Research Centers and Initiatives
Mason Gross artists collaborate with local communities and with scholars across the university and around the world to advance research that serves the public good.
Documentary Film Lab
The Documentary Film Lab collaborates with researchers across the university and around the world, engaging students in creating documentaries about pressing issues in the sciences, in the history of our local community, and other topics of widespread importance and concern.
Faculty and students at Mason Gross School of the Arts are engaged in work at the leading edge of the field of Environmental Arts. Our efforts in this area are now coalescing into major initiatives—many of them in collaboration with our colleagues at the School of Environmental and Biological Sciences—in the areas of artistic research, curriculum, and public programming.
Integrated Dance Collaboratory
The Integrated Dance Collaboratory is a hub of interdisciplinary research exploring dance’s unique rehabilitative potential for individuals with a wide range of physical and mental health conditions such as autism, traumatic brain injury, cerebral palsy, stroke, chronic pain and fibromyalgia, mental illness, and cognitive decline.
Rutgers Print Collaborative
The research-driven Rutgers Print Collaborative cultivates an experiential learning environment for publication, education, and the advancement of prints/multiples. The studio provides guest artists the environment and resources to research topics based on current social issues in the art world—and world at large—through the catalyst of student interaction and experimentation.

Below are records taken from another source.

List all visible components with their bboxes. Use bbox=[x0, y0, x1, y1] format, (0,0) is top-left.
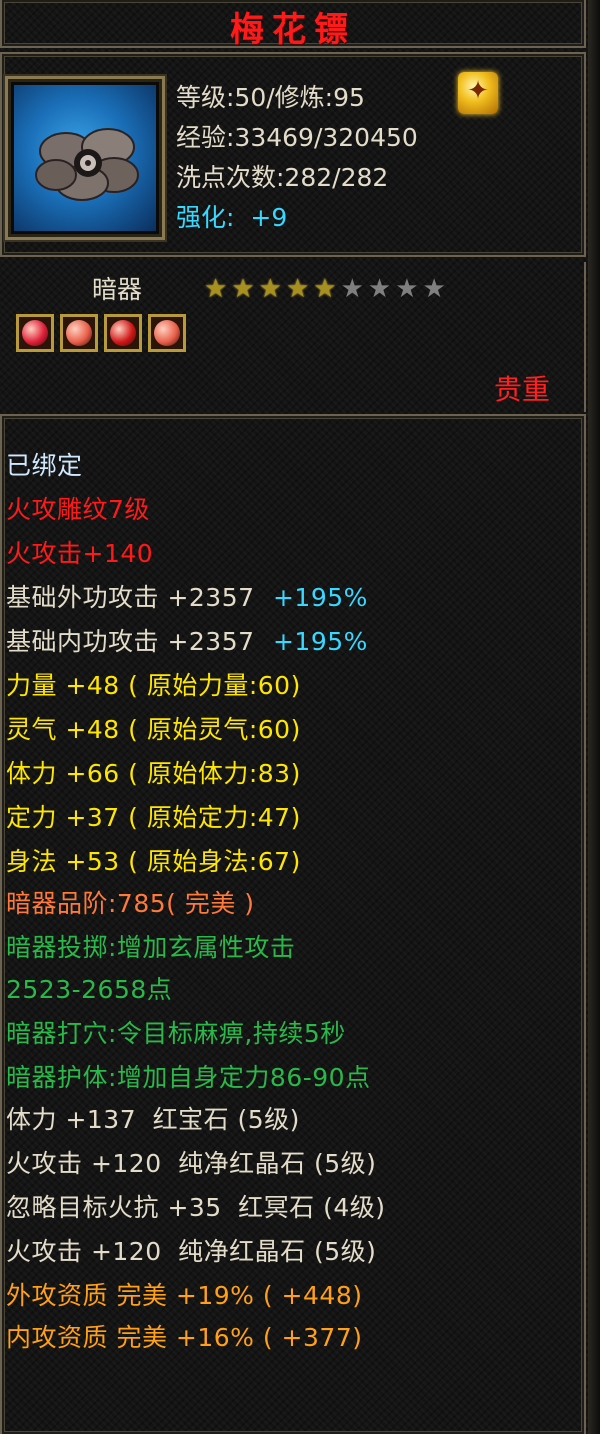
guard-effect-text: 暗器护体:增加自身定力86-90点 bbox=[6, 1063, 371, 1092]
gem-bonus-4-name: 纯净红晶石 (5级) bbox=[178, 1237, 377, 1266]
gem-bonus-3: 忽略目标火抗 +35 红冥石 (4级) bbox=[6, 1188, 386, 1224]
item-title: 梅花镖 bbox=[230, 10, 356, 50]
internal-attack-base: 基础内功攻击 +2357 bbox=[6, 627, 255, 656]
gem-bonus-1-stat: 体力 +137 bbox=[6, 1105, 137, 1134]
gem-bonus-2-stat: 火攻击 +120 bbox=[6, 1149, 162, 1178]
plum-dart-icon bbox=[35, 128, 139, 201]
enhance-value: +9 bbox=[250, 203, 288, 232]
stamina-text: 体力 +66 ( 原始体力:83) bbox=[6, 759, 301, 788]
fire-attack-text: 火攻击+140 bbox=[6, 539, 154, 568]
ruby-gem-icon[interactable] bbox=[104, 314, 142, 352]
star-filled-icon: ★ bbox=[231, 274, 255, 304]
gem-bonus-3-stat: 忽略目标火抗 +35 bbox=[6, 1193, 222, 1222]
gem-bonus-2-name: 纯净红晶石 (5级) bbox=[178, 1149, 377, 1178]
internal-attack-row: 基础内功攻击 +2357 +195% bbox=[6, 622, 368, 658]
external-attack-pct: +195% bbox=[272, 583, 368, 612]
pink-gem-icon[interactable] bbox=[148, 314, 186, 352]
enhance-row: 强化: +9 bbox=[176, 198, 287, 234]
star-empty-icon: ★ bbox=[395, 274, 419, 304]
wash-count-text: 洗点次数:282/282 bbox=[176, 163, 389, 192]
red-gem-icon[interactable] bbox=[16, 314, 54, 352]
level-text: 等级:50/修炼:95 bbox=[176, 83, 365, 112]
gem-bonus-4-stat: 火攻击 +120 bbox=[6, 1237, 162, 1266]
gem-bonus-2: 火攻击 +120 纯净红晶石 (5级) bbox=[6, 1144, 376, 1180]
throw-effect-text: 暗器投掷:增加玄属性攻击 bbox=[6, 933, 296, 962]
tooltip-edge bbox=[588, 0, 600, 1434]
star-rating: ★ ★ ★ ★ ★ ★ ★ ★ ★ bbox=[204, 276, 446, 302]
grade-label: 暗器品阶:785 bbox=[6, 889, 167, 918]
strength-text: 力量 +48 ( 原始力量:60) bbox=[6, 671, 301, 700]
grade-value: ( 完美 ) bbox=[166, 889, 255, 918]
enhance-badge-icon[interactable]: ✦ bbox=[458, 72, 498, 114]
star-filled-icon: ★ bbox=[285, 274, 310, 304]
acupoint-effect-text: 暗器打穴:令目标麻痹,持续5秒 bbox=[6, 1019, 346, 1048]
internal-attack-pct: +195% bbox=[272, 627, 368, 656]
item-type: 暗器 bbox=[92, 275, 143, 304]
star-filled-icon: ★ bbox=[258, 274, 282, 304]
item-icon-frame[interactable] bbox=[5, 76, 165, 240]
internal-quality-text: 内攻资质 完美 +16% ( +377) bbox=[6, 1323, 363, 1352]
rarity-label: 贵重 bbox=[493, 373, 550, 406]
engrave-text: 火攻雕纹7级 bbox=[6, 495, 150, 524]
title-bar: 梅花镖 bbox=[0, 0, 586, 50]
item-icon bbox=[14, 85, 156, 231]
pink-gem-icon[interactable] bbox=[60, 314, 98, 352]
star-empty-icon: ★ bbox=[340, 274, 364, 304]
external-quality-text: 外攻资质 完美 +19% ( +448) bbox=[6, 1281, 363, 1310]
star-empty-icon: ★ bbox=[367, 274, 392, 304]
star-empty-icon: ★ bbox=[422, 274, 446, 304]
gem-bonus-1-name: 红宝石 (5级) bbox=[152, 1105, 300, 1134]
exp-text: 经验:33469/320450 bbox=[176, 123, 418, 152]
external-attack-row: 基础外功攻击 +2357 +195% bbox=[6, 578, 368, 614]
gem-bonus-4: 火攻击 +120 纯净红晶石 (5级) bbox=[6, 1232, 376, 1268]
bound-status: 已绑定 bbox=[6, 451, 83, 480]
focus-text: 定力 +37 ( 原始定力:47) bbox=[6, 803, 301, 832]
agility-text: 身法 +53 ( 原始身法:67) bbox=[6, 847, 301, 876]
throw-effect-range: 2523-2658点 bbox=[6, 975, 173, 1004]
spirit-text: 灵气 +48 ( 原始灵气:60) bbox=[6, 715, 301, 744]
star-filled-icon: ★ bbox=[204, 274, 228, 304]
gem-bonus-3-name: 红冥石 (4级) bbox=[238, 1193, 386, 1222]
gem-bonus-1: 体力 +137 红宝石 (5级) bbox=[6, 1100, 300, 1136]
grade-row: 暗器品阶:785( 完美 ) bbox=[6, 884, 255, 920]
external-attack-base: 基础外功攻击 +2357 bbox=[6, 583, 255, 612]
enhance-label: 强化: bbox=[176, 203, 235, 232]
gem-slots bbox=[16, 314, 186, 352]
star-filled-icon: ★ bbox=[313, 274, 337, 304]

Research & Professional Activity Fund
Mason Gross School of the Arts makes funding available for full-time members of its faculty to participate in research and professional activities that align with the mission of the school. (Part-time lecturers are referred to the PTL Professional Development Fund, administered by the office of the Executive Vice President for Academic Affairs.) Such activities may include travel to participate in conferences, to give performances, or to install exhibits; the purchase of materials, supplies, or services that further a specific research project; or other professional expenses relevant to work of the faculty.
Who is eligible to apply?
All full-time faculty are eligible to apply for funding to support professional activities.
How much funding can a faculty member request?
Maximum funding amounts are determined by the rank of the faculty member applying for support, with priority given to the professional development of pre-promotion research faculty:
- Group 1: assistant professors on the tenure track and professional practice track: $2000
- Group 2: associate, full, and distinguished professors on the tenure track and professional practice track: $1500
- Group 3: lecturers, teaching-track instructors, and teaching-track assistant, associate, and full professors: $1000
All school-supported travel must be booked through the Rutgers Travel Online Booking Tool. Receipts for approved expenses must be submitted via Rutgers Expense Management, accessible through the myRutgers portal, within 30 days of the expenditure and no later than June 30 of the academic year in which the funds are awarded. If receipts are not submitted by June 30 of that year, the funds will be counted against that faculty member’s professional activity expenses for the following year.
Faculty members applying for support from the Research & Professional Activity Fund must apply via the link below. The application will be reviewed first by the department chair/director and then by the associate dean for academic affairs, who will make funding recommendations to the dean. The final decision rests with the dean. Applicants should expect to receive a response within two weeks of submitting their forms.